Materials and Methods:
The present study is a cross-sectional study done at the Rural Demographic Surveillance Site of the Native Institute. A total of 430 individuals in the 15–59 years age group, both male and female, were included in the study. Data are analyzed using percentage, proportion, mean, and standard deviation. The association between social health problems and demographic factors was estimated by confidence interval, significance level.
Results:
The most prevalent social health problem among the study participants was unemployment (45%), followed by illiteracy (43%), substance abuse (18%), domestic violence (11%), and attitudes favoring male gender preference (7%) in the descending order. On correlation analysis, illiteracy found to be associated with age, gender, marital status, family type, education, occupation, and socioeconomic status (SES). Male gender preference attitude is associated with age, marital status, education while domestic violence is associated with age, gender, marital status, education, occupation, and SES. Unemployment found to be associated with age, gender, marital status, education, occupation, and SES. Substance abuse is associated with age, gender, marital status, and type of family.
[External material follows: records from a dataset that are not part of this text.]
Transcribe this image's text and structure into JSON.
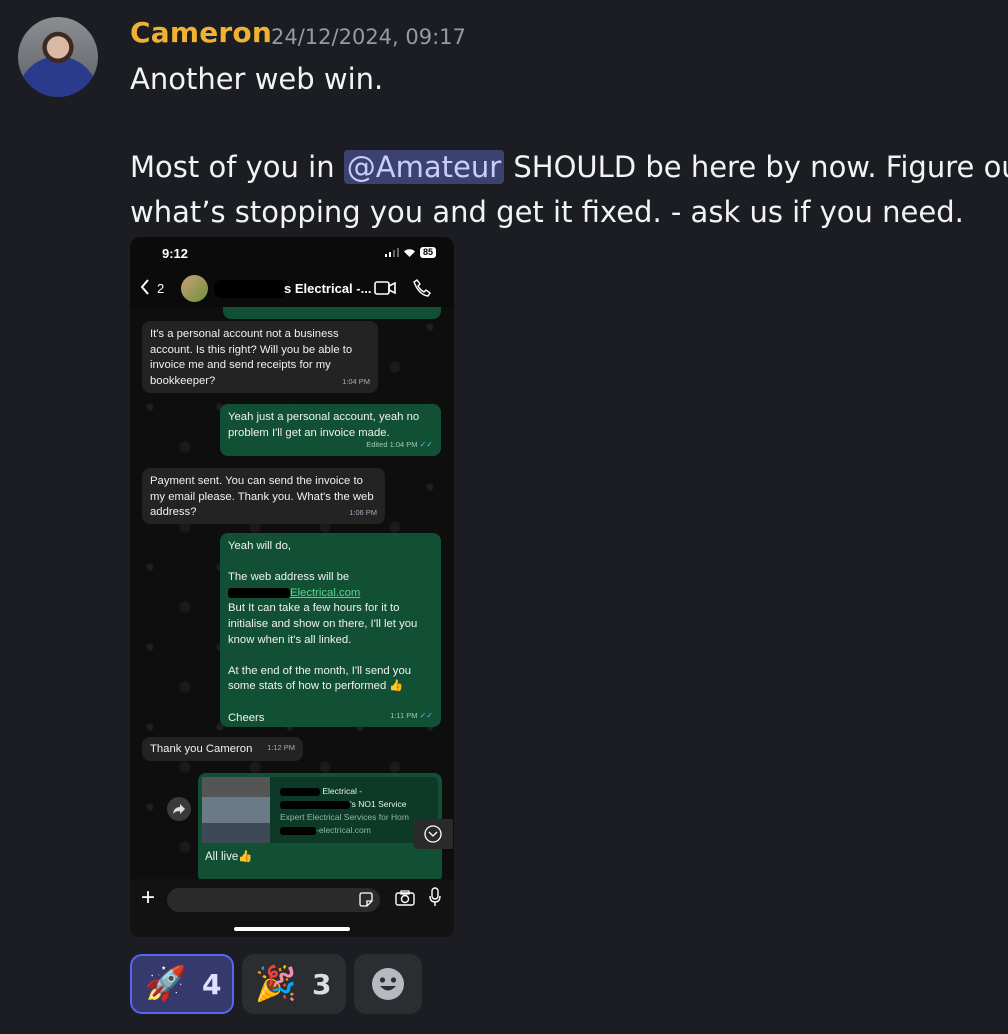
{
  "message": {
    "author": "Cameron",
    "timestamp": "24/12/2024, 09:17",
    "line1": "Another web win.",
    "line2_before": "Most of you in ",
    "mention": "@Amateur",
    "line2_after": " SHOULD be here by now. Figure out",
    "line3": "what’s stopping you and get it fixed. - ask us if you need."
  },
  "phone": {
    "time": "9:12",
    "battery": "85",
    "back_count": "2",
    "contact_name": "s Electrical -...",
    "messages": [
      {
        "dir": "in",
        "text": "It's a personal account not a business account. Is this right? Will you be able to invoice me and send receipts for my bookkeeper?",
        "time": "1:04 PM"
      },
      {
        "dir": "out",
        "text": "Yeah just a personal account, yeah no problem I'll get an invoice made.",
        "time": "Edited 1:04 PM"
      },
      {
        "dir": "in",
        "text": "Payment sent. You can send the invoice to my email please. Thank you. What's the web address?",
        "time": "1:06 PM"
      },
      {
        "dir": "out",
        "line1": "Yeah will do,",
        "line2": "The web address will be",
        "link": "Electrical.com",
        "line3": "But It can take a few hours for it to initialise and show on there, I'll let you know when it's all linked.",
        "line4": "At the end of the month, I'll send you some stats of how to performed 👍",
        "line5": "Cheers",
        "time": "1:11 PM"
      },
      {
        "dir": "in",
        "text": "Thank you Cameron",
        "time": "1:12 PM"
      }
    ],
    "preview": {
      "title1": "Electrical -",
      "title2": "'s NO1 Service",
      "desc": "Expert Electrical Services for Hom",
      "domain": "-electrical.com",
      "caption": "All live👍"
    }
  },
  "reactions": [
    {
      "emoji": "🚀",
      "count": "4",
      "active": true
    },
    {
      "emoji": "🎉",
      "count": "3",
      "active": false
    },
    {
      "emoji": "add-reaction-icon",
      "count": "",
      "active": false
    }
  ]
}
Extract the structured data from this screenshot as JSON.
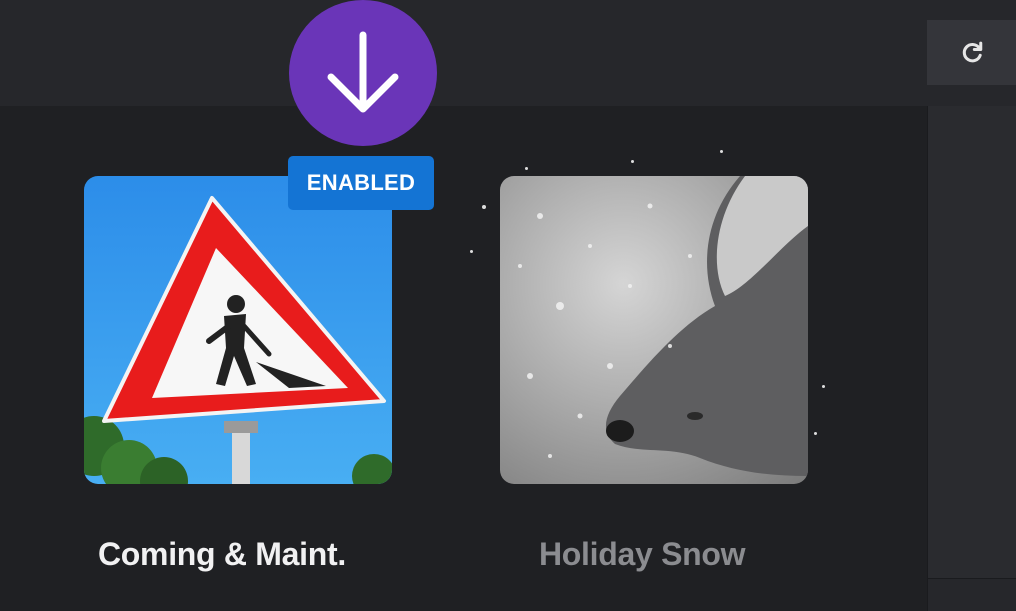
{
  "toolbar": {
    "refresh_icon": "refresh-icon"
  },
  "download": {
    "icon": "arrow-down-icon"
  },
  "badge": {
    "label": "ENABLED"
  },
  "cards": [
    {
      "title": "Coming & Maint.",
      "image": "road-work-sign",
      "state": "enabled"
    },
    {
      "title": "Holiday Snow",
      "image": "wolf-in-snow",
      "state": "disabled"
    }
  ],
  "colors": {
    "accent_purple": "#6a35b8",
    "badge_blue": "#1474d4",
    "background": "#1f2023"
  }
}
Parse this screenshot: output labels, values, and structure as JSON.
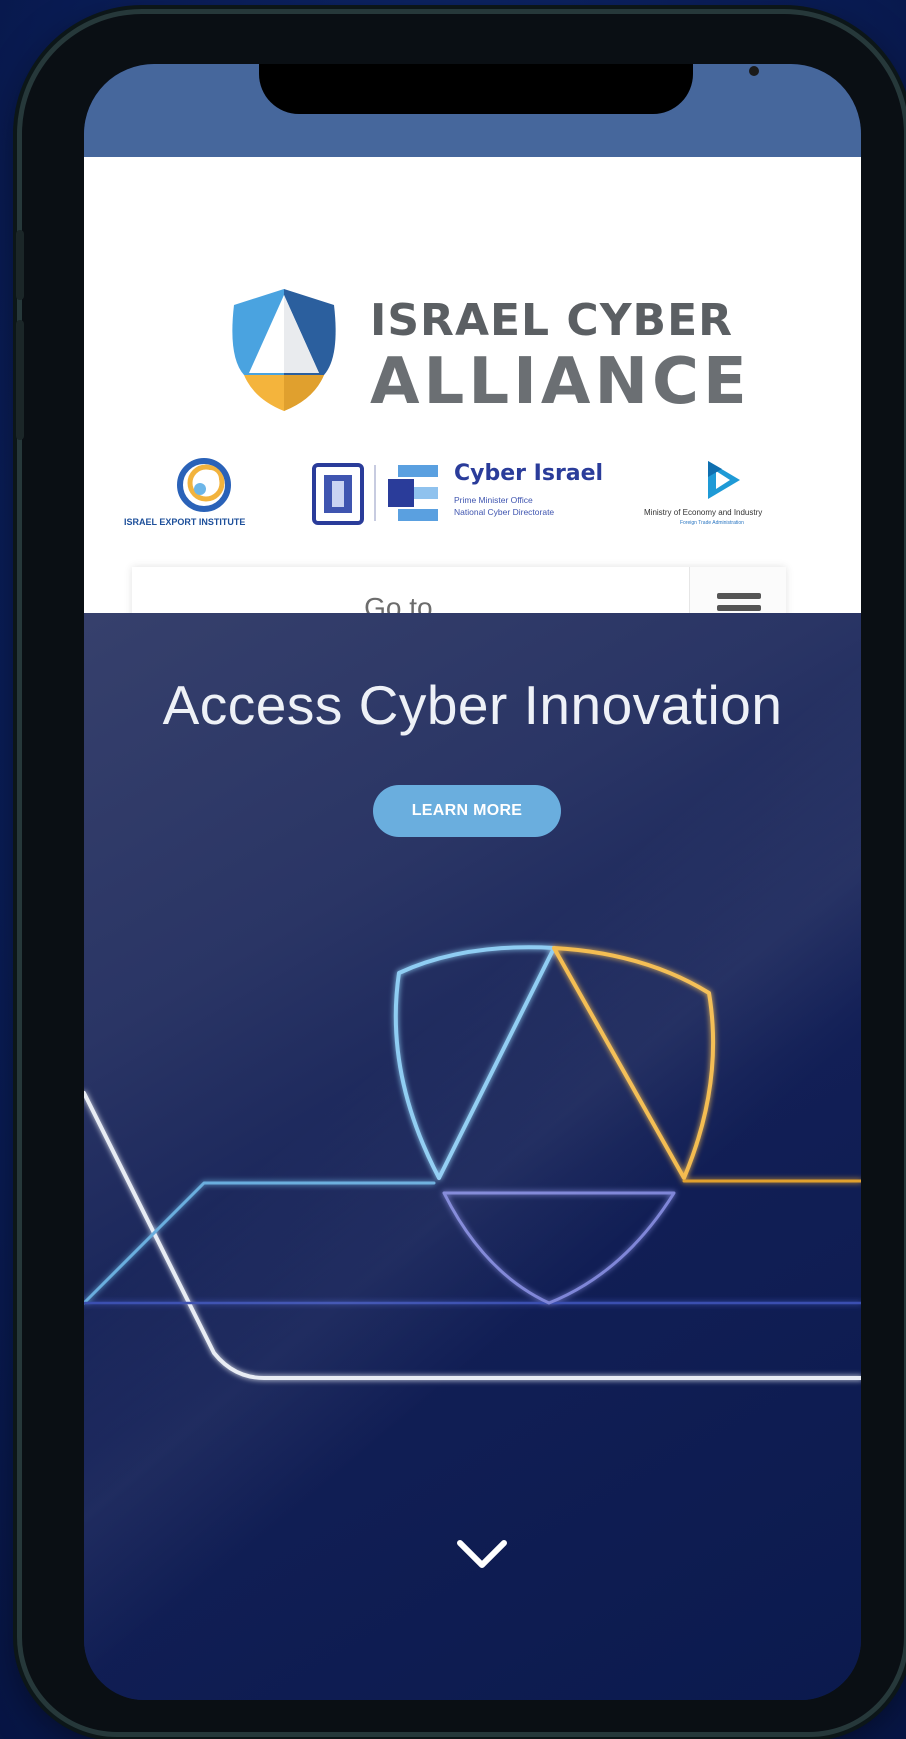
{
  "header": {
    "brand_line1": "ISRAEL CYBER",
    "brand_line2": "ALLIANCE",
    "logo_icon": "shield-logo-icon"
  },
  "partners": {
    "export_institute": "ISRAEL EXPORT INSTITUTE",
    "cyber_israel_title": "Cyber Israel",
    "cyber_israel_sub1": "Prime Minister Office",
    "cyber_israel_sub2": "National Cyber Directorate",
    "ministry": "Ministry of Economy and Industry",
    "ministry_sub": "Foreign Trade Administration"
  },
  "nav": {
    "goto_label": "Go to...",
    "menu_icon": "hamburger-menu-icon"
  },
  "hero": {
    "title": "Access Cyber Innovation",
    "button_label": "LEARN MORE",
    "scroll_icon": "chevron-down-icon"
  },
  "colors": {
    "status_bar": "#46679c",
    "hero_bg": "#121f56",
    "button": "#6aaede",
    "accent_blue": "#7fc4f0",
    "accent_gold": "#f0b94a"
  }
}
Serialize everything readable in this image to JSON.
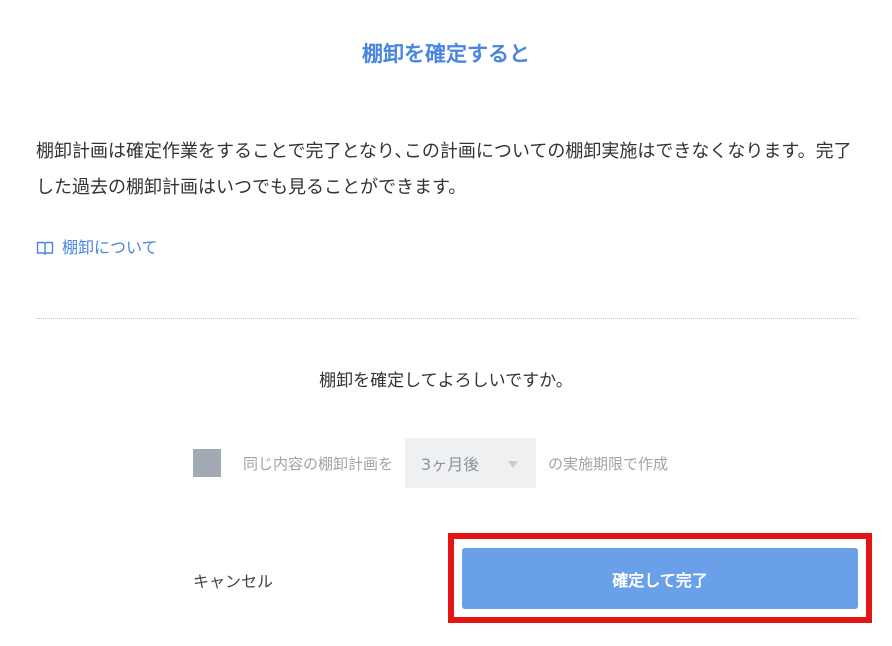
{
  "dialog": {
    "title": "棚卸を確定すると",
    "description": "棚卸計画は確定作業をすることで完了となり､この計画についての棚卸実施はできなくなります。完了した過去の棚卸計画はいつでも見ることができます。",
    "help_link": {
      "icon": "book-icon",
      "label": "棚卸について"
    },
    "question": "棚卸を確定してよろしいですか。",
    "repeat_option": {
      "checked": true,
      "prefix": "同じ内容の棚卸計画を",
      "select_value": "3ヶ月後",
      "suffix": "の実施期限で作成"
    },
    "cancel_label": "キャンセル",
    "confirm_label": "確定して完了"
  },
  "colors": {
    "accent": "#4a86e0",
    "confirm_button": "#6aa0ea",
    "highlight": "#e31414",
    "checkbox": "#a2abb4"
  }
}
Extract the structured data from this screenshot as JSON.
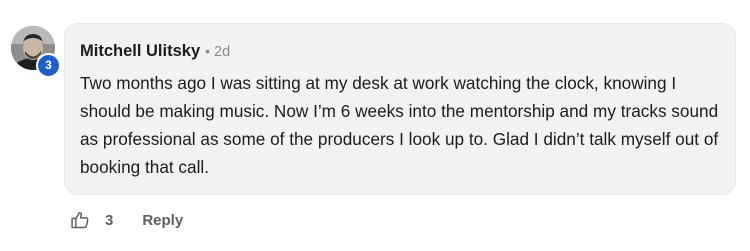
{
  "comment": {
    "author": "Mitchell Ulitsky",
    "separator": "•",
    "time": "2d",
    "level_badge": "3",
    "text": "Two months ago I was sitting at my desk at work watching the clock, knowing I should be making music. Now I’m 6 weeks into the mentorship and my tracks sound as professional as some of the producers I look up to. Glad I didn’t talk myself out of booking that call.",
    "avatar_icon": "user-avatar-photo",
    "badge_color": "#1f5fc9",
    "bubble_color": "#f2f2f2"
  },
  "actions": {
    "like_icon": "thumbs-up-icon",
    "like_count": "3",
    "reply_label": "Reply"
  }
}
On multivariate analysis, unemployment was found to be associated with gender, illiteracy was associated with age, gender, and type of family, substance abuse was found to be associated with age, gender, and education level, and attitudes favoring male gender preference were found to be associated with marital status, age, and education level.
Conclusion:
Various social health problems are prevalent in rural India, and these problems are not only associated with education level but also dependent on various other factors. A targeted approach can help reduce these problems and ultimately improve the social health status of rural populations.